At the outbreak of World War II, cities of Ukraine such as Kiev, Lviv, and Odessa had a large Jewish community. Approximately two million Jews were well established in everyday life as a doctor of Ukraine, educators, entrepreneurs, merchants and publishers. With the German invasion of 1941, people fell into the hands of the Nazis. In September, the Nazi military governor, Major General George Friedrich Eberhardt, decided to kill all the Jews in Kiev. On 29-30 September with the help of local collaborators,
the Nazis collected Jewish men, women and children, and escorted them out of town to a ravine called Babi-Yar. There, people helplessly stripped of their valuables and clothes, and shot.
The bodies were covered in a mass grave. It has been estimated that about 35,000 Jews were killed, along with several thousand Gypsies, Ukrainian citizens, suspected communists, Russians and prisoners of war.
Many tourists who travel to Kiev, the Ukrainian capital, are the Jews in the hajj.
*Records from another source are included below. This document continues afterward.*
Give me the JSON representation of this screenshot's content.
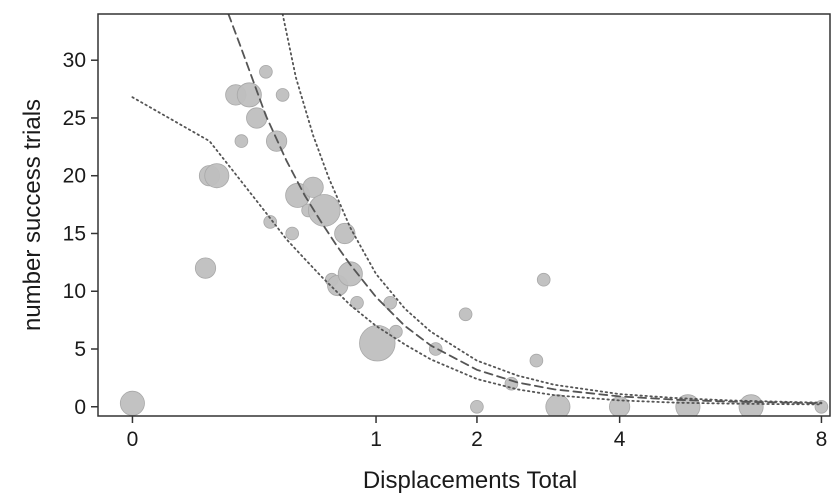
{
  "chart_data": {
    "type": "scatter",
    "title": "",
    "xlabel": "Displacements Total",
    "ylabel": "number success trials",
    "x_scale": "sqrt",
    "x_ticks": [
      0,
      1,
      2,
      4,
      8
    ],
    "x_tick_labels": [
      "0",
      "1",
      "2",
      "4",
      "8"
    ],
    "y_ticks": [
      0,
      5,
      10,
      15,
      20,
      25,
      30
    ],
    "y_tick_labels": [
      "0",
      "5",
      "10",
      "15",
      "20",
      "25",
      "30"
    ],
    "xlim": [
      -0.02,
      8.2
    ],
    "ylim": [
      -0.8,
      34
    ],
    "grid": false,
    "legend": "none",
    "colors": {
      "points": "#bfbfbf",
      "point_edge": "#a8a8a8",
      "fit_line": "#555555",
      "ci_line": "#555555",
      "frame": "#333333"
    },
    "points": [
      {
        "x": 0.0,
        "y": 0.3,
        "size": 4
      },
      {
        "x": 0.09,
        "y": 12,
        "size": 3
      },
      {
        "x": 0.1,
        "y": 20,
        "size": 3
      },
      {
        "x": 0.12,
        "y": 20,
        "size": 4
      },
      {
        "x": 0.18,
        "y": 27,
        "size": 3
      },
      {
        "x": 0.2,
        "y": 23,
        "size": 1
      },
      {
        "x": 0.23,
        "y": 27,
        "size": 4
      },
      {
        "x": 0.26,
        "y": 25,
        "size": 3
      },
      {
        "x": 0.3,
        "y": 29,
        "size": 1
      },
      {
        "x": 0.32,
        "y": 16,
        "size": 1
      },
      {
        "x": 0.35,
        "y": 23,
        "size": 3
      },
      {
        "x": 0.38,
        "y": 27,
        "size": 1
      },
      {
        "x": 0.43,
        "y": 15,
        "size": 1
      },
      {
        "x": 0.46,
        "y": 18.3,
        "size": 4
      },
      {
        "x": 0.52,
        "y": 17,
        "size": 1
      },
      {
        "x": 0.55,
        "y": 19,
        "size": 3
      },
      {
        "x": 0.62,
        "y": 17,
        "size": 6
      },
      {
        "x": 0.67,
        "y": 11,
        "size": 1
      },
      {
        "x": 0.71,
        "y": 10.5,
        "size": 3
      },
      {
        "x": 0.76,
        "y": 15,
        "size": 3
      },
      {
        "x": 0.8,
        "y": 11.5,
        "size": 4
      },
      {
        "x": 0.85,
        "y": 9,
        "size": 1
      },
      {
        "x": 1.01,
        "y": 5.5,
        "size": 7
      },
      {
        "x": 1.12,
        "y": 9,
        "size": 1
      },
      {
        "x": 1.17,
        "y": 6.5,
        "size": 1
      },
      {
        "x": 1.55,
        "y": 5,
        "size": 1
      },
      {
        "x": 1.87,
        "y": 8,
        "size": 1
      },
      {
        "x": 2.0,
        "y": 0,
        "size": 1
      },
      {
        "x": 2.42,
        "y": 2,
        "size": 1
      },
      {
        "x": 2.75,
        "y": 4,
        "size": 1
      },
      {
        "x": 2.85,
        "y": 11,
        "size": 1
      },
      {
        "x": 3.05,
        "y": 0,
        "size": 4
      },
      {
        "x": 4.0,
        "y": 0,
        "size": 3
      },
      {
        "x": 5.2,
        "y": 0,
        "size": 4
      },
      {
        "x": 6.45,
        "y": 0,
        "size": 4
      },
      {
        "x": 8.0,
        "y": 0,
        "size": 1
      }
    ],
    "series": [
      {
        "style": "dashed",
        "x": [
          0.155,
          0.2,
          0.3,
          0.4,
          0.5,
          0.6,
          0.7,
          0.8,
          1.0,
          1.25,
          1.5,
          2.0,
          2.5,
          3.0,
          4.0,
          5.0,
          6.0,
          7.0,
          8.0
        ],
        "y": [
          34,
          31,
          25.2,
          21.3,
          18.3,
          16.0,
          14.0,
          12.3,
          9.5,
          7.0,
          5.3,
          3.2,
          2.1,
          1.5,
          0.9,
          0.6,
          0.45,
          0.38,
          0.3
        ]
      },
      {
        "style": "dotted",
        "x": [
          0.38,
          0.45,
          0.55,
          0.65,
          0.8,
          1.0,
          1.25,
          1.5,
          2.0,
          2.5,
          3.0,
          4.0,
          5.0,
          6.0,
          7.0,
          8.0
        ],
        "y": [
          34,
          28.5,
          23.5,
          19.8,
          15.5,
          11.5,
          8.5,
          6.5,
          4.0,
          2.7,
          1.9,
          1.1,
          0.75,
          0.55,
          0.45,
          0.35
        ]
      },
      {
        "style": "dotted",
        "x": [
          0.0,
          0.1,
          0.2,
          0.3,
          0.4,
          0.5,
          0.6,
          0.8,
          1.0,
          1.25,
          1.5,
          2.0,
          2.5,
          3.0,
          4.0,
          5.0,
          6.0,
          7.0,
          8.0
        ],
        "y": [
          26.8,
          23,
          19.5,
          16.8,
          14.5,
          12.8,
          11.3,
          8.8,
          7.0,
          5.4,
          4.1,
          2.4,
          1.5,
          1.0,
          0.55,
          0.35,
          0.27,
          0.23,
          0.2
        ]
      }
    ]
  }
}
They came to the accommodation in Kiev so that they can pay homage to the victims of Babi Yar Massacre-. That’s the worst atrocities the Holocaust to take place in Ukraine.
During the Soviet era, the Soviet government established a monument to Russia-died at Babi Yar. But it was not until after Ukrainian independence that the monument was established for Jews and other victims murdered.
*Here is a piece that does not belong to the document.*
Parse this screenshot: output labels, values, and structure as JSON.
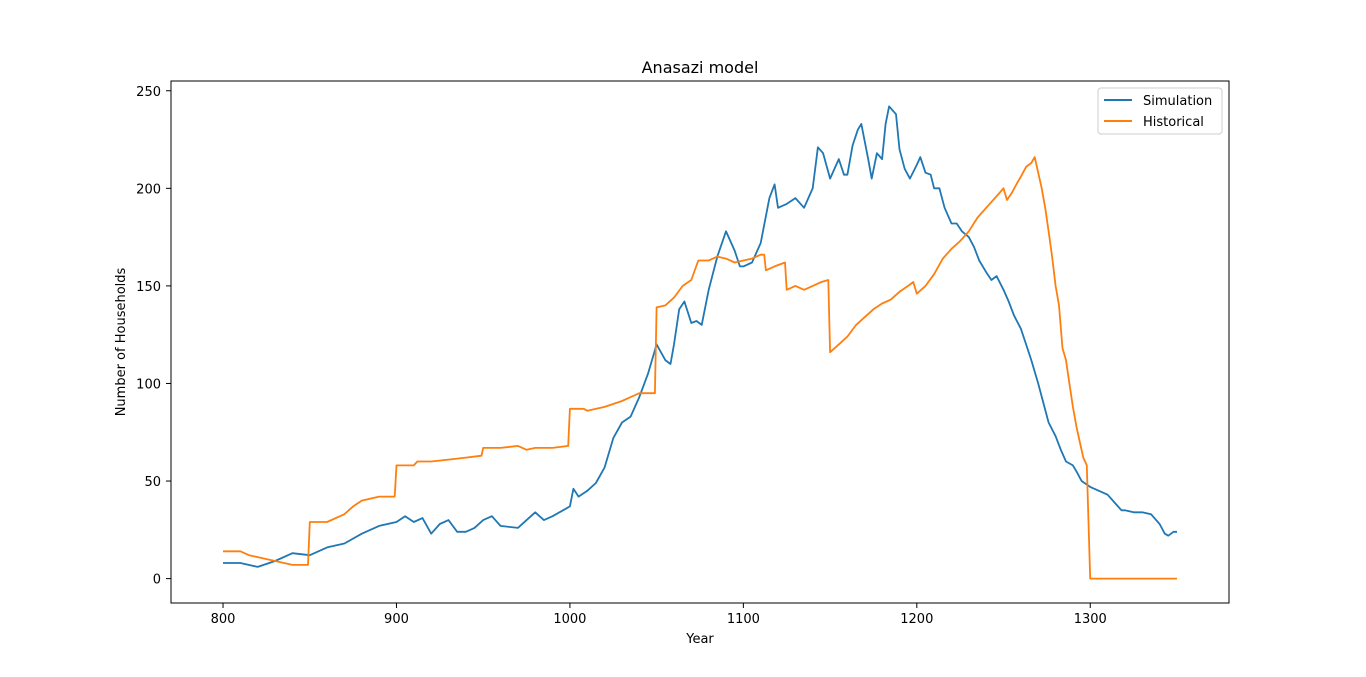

Today’s visitors staying in Kiev hotels and tourism Kiev apartment can tour the site and see the various monuments. There is a menorah-shaped memorial to all Ukrainian Jews who perished in the Holocaust. Another monument, very moving look at, dedicated to children killed at Babi Yar-. There is a large wooden cross was set to the memory 621 Ukrainian citizens were killed by the Nazis. Kiev hotel visitors can also see other memorial sites in the vicinity; Oak Cross marks the spot where the two Orthodox Christian priest was shot because of the anti-Nazi activities, monuments to Ostarbeiters (young slave labor) and concentration camp prisoners, a monument to victims of landslides in Kurenivka 1961, and three tombs mark the burial place of Nazi victims.